EPSFModel

class photutils.psf.EPSFModel(data, *, flux=1.0, x_0=0.0, y_0=0.0, normalize=True, normalization_correction=1.0, origin=None, oversampling=1, fill_value=0.0, norm_radius=5.5, **kwargs)[source]

Bases: FittableImageModel

A class that models an effective PSF (ePSF).

The EPSFModel is normalized such that the sum of the PSF over the (undersampled) pixels within the the input norm_radius is 1.0. This means that when the EPSF is fit to stars, the resulting flux corresponds to aperture photometry within a circular aperture of radius norm_radius.

While this class is a subclass of FittableImageModel, it is very similar. The primary differences/motivation are a few additional parameters necessary specifically for ePSFs.

Parameters:
oversamplingint or array_like (int)

The integer oversampling factor(s) of the ePSF relative to the input stars along each axis. If oversampling is a scalar then it will be used for both axes. If oversampling has two elements, they must be in (y, x) order.

norm_radiusfloat, optional

The radius inside which the ePSF is normalized by the sum over undersampled integer pixel values inside a circular aperture.

Attributes Summary

normalized_data

Overloaded dummy function that also returns self._data, as the normalization occurs within _compute_normalization in EPSFModel, and as such self._data will sum, accounting for under/oversampled pixels, to 1/self._normalization_correction.

origin

A tuple of x and y coordinates of the origin of the coordinate system in terms of pixels of model's image.

Methods Summary

compute_interpolator(**kwargs)

Compute/define the interpolating spline.

evaluate(x, y, flux, x_0, y_0)

Evaluate the model on some input variables and provided model parameters.

Attributes Documentation

normalized_data

Overloaded dummy function that also returns self._data, as the normalization occurs within _compute_normalization in EPSFModel, and as such self._data will sum, accounting for under/oversampled pixels, to 1/self._normalization_correction.

origin

A tuple of x and y coordinates of the origin of the coordinate system in terms of pixels of model’s image.
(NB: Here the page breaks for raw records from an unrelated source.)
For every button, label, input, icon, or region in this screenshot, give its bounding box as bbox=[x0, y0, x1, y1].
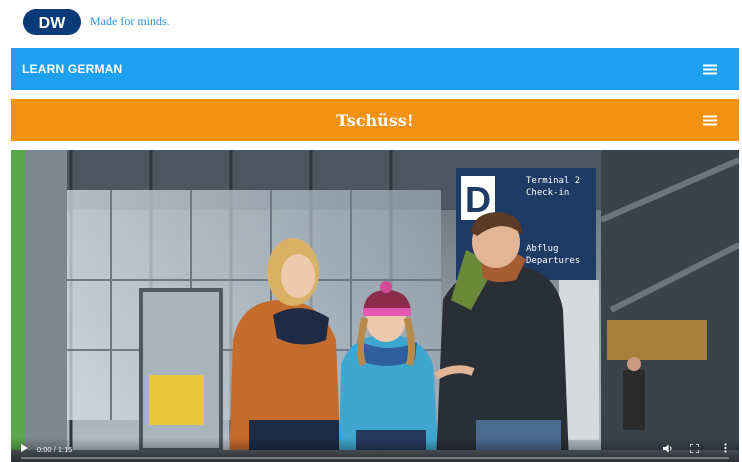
svg-text:Check-in: Check-in bbox=[526, 188, 569, 198]
time-display: 0:00 / 1:15 bbox=[37, 445, 73, 454]
lesson-title-bar[interactable]: Tschüss! bbox=[11, 99, 739, 141]
lesson-title: Tschüss! bbox=[336, 110, 414, 130]
learn-german-bar[interactable]: LEARN GERMAN bbox=[11, 48, 739, 90]
hamburger-icon[interactable] bbox=[703, 115, 717, 125]
svg-text:Departures: Departures bbox=[526, 256, 580, 266]
volume-icon[interactable] bbox=[663, 444, 673, 453]
play-icon[interactable] bbox=[21, 444, 28, 452]
video-frame: D Terminal 2 Check-in Abflug Departures bbox=[11, 150, 739, 462]
hamburger-icon[interactable] bbox=[703, 64, 717, 74]
more-options-icon[interactable] bbox=[724, 443, 727, 453]
dw-logo[interactable]: DW bbox=[22, 7, 82, 37]
tagline: Made for minds. bbox=[90, 14, 170, 28]
progress-bar[interactable] bbox=[21, 457, 729, 459]
svg-text:Abflug: Abflug bbox=[526, 244, 559, 254]
fullscreen-icon[interactable] bbox=[690, 444, 699, 453]
video-controls: 0:00 / 1:15 bbox=[11, 438, 739, 462]
svg-text:DW: DW bbox=[39, 15, 67, 32]
svg-text:Terminal 2: Terminal 2 bbox=[526, 176, 580, 186]
site-header: DW Made for minds. bbox=[0, 0, 742, 44]
learn-german-label[interactable]: LEARN GERMAN bbox=[22, 62, 122, 76]
video-player[interactable]: D Terminal 2 Check-in Abflug Departures bbox=[11, 150, 739, 462]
When setting the coordinate system origin, a tuple of two int or float may be used. If origin is set to None, the origin of the coordinate system will be set to the middle of the data array ((npix-1)/2.0).

Warning

Modifying origin will not adjust (modify) model’s parameters x_0 and y_0.

Methods Documentation

compute_interpolator(**kwargs)[source]

Compute/define the interpolating spline.

This function can be overridden in a subclass to define custom interpolators.

Parameters:
**kwargsdict, optional

Additional optional keyword arguments:

  • degreeint, tuple, optional

    Degree of the interpolating spline. A tuple can be used to provide different degrees for the X- and Y-axes. Default value is degree=3.

  • sfloat, optional

    Non-negative smoothing factor. Default value s=0 corresponds to interpolation. See RectBivariateSpline for more details.

Notes

  • When subclassing FittableImageModel for the purpose of overriding compute_interpolator(), the evaluate() may need to overridden as well depending on the behavior of the new interpolator. In addition, for improved future compatibility, make sure that the overriding method stores keyword arguments kwargs by calling _store_interpolator_kwargs method.

  • Use caution when modifying interpolator’s degree or smoothness in a computationally intensive part of the code as it may decrease code performance due to the need to recompute interpolator.

evaluate(x, y, flux, x_0, y_0)[source]

Evaluate the model on some input variables and provided model parameters.